May 20, 2026
Token drama hits refresh
How fast is N tokens per second really?
This viral demo finally shows what AI speed feels like — and commenters are obsessed
TLDR: A new demo lets people actually watch how fast AI-generated text appears, turning confusing speed numbers into something you can feel. Commenters loved the clarity and jokes, but one hot take stole the spotlight: speed is nice, yet bad answers are still bad answers.
A tiny interactive demo about how fast an artificial intelligence model "types" has somehow turned into a full-on comment-section mood board. The idea is simple: people keep hearing braggy numbers like 10, 60, or 500 "tokens per second" — basically how quickly an AI spits out chunks of text — but most humans have no clue what that actually looks like. This tool lets you watch it in different styles, from plain writing to code and even fake "thinking," and suddenly those abstract speed claims become very real.

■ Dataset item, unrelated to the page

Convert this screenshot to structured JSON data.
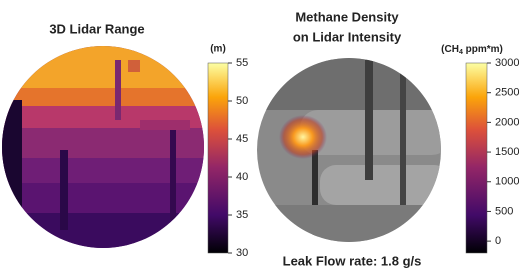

And the crowd? Delighted. Several commenters were instantly won over by the vibe, praising it as the kind of "gut feel" tool the AI world badly needs. One person summed up the whole emotional arc with a line that deserves a trophy: "5 tok/s is still faster than me!" That set the tone: half appreciation, half self-own, fully relatable. The jokes may be light, but there was one clear mini-debate bubbling underneath the praise. While many people loved finally understanding the numbers, one commenter cut through the hype with a reality check: at everyday local-computer speeds, the bigger issue may not be speed at all — it may be whether the answer is any good. Ouch.
So yes, the demo is useful. But the real show is the reaction: part relief, part nerd joy, part "please stop flexing benchmark numbers at me" energy. For once, the comments made performance talk feel human.
Key Points
- •The article introduces a visualization that shows what different LLM token-per-second rates look like in real time.
- •It provides four output modes—code, text, think, and agent—to illustrate how throughput feels across different content types.
- •It recommends trying speeds from 5 tok/s to 800 tok/s, mapping them to example hardware and service tiers.
- •The tool uses an approximation of BPE-style tokenization rather than matching vendor-specific tokenizers such as tiktoken or Claude's tokenizer.
- •The article states that code is more token-dense than prose and estimates that English prose averages about 1.3 tokens per word, so 30 tok/s is about 23 words per second.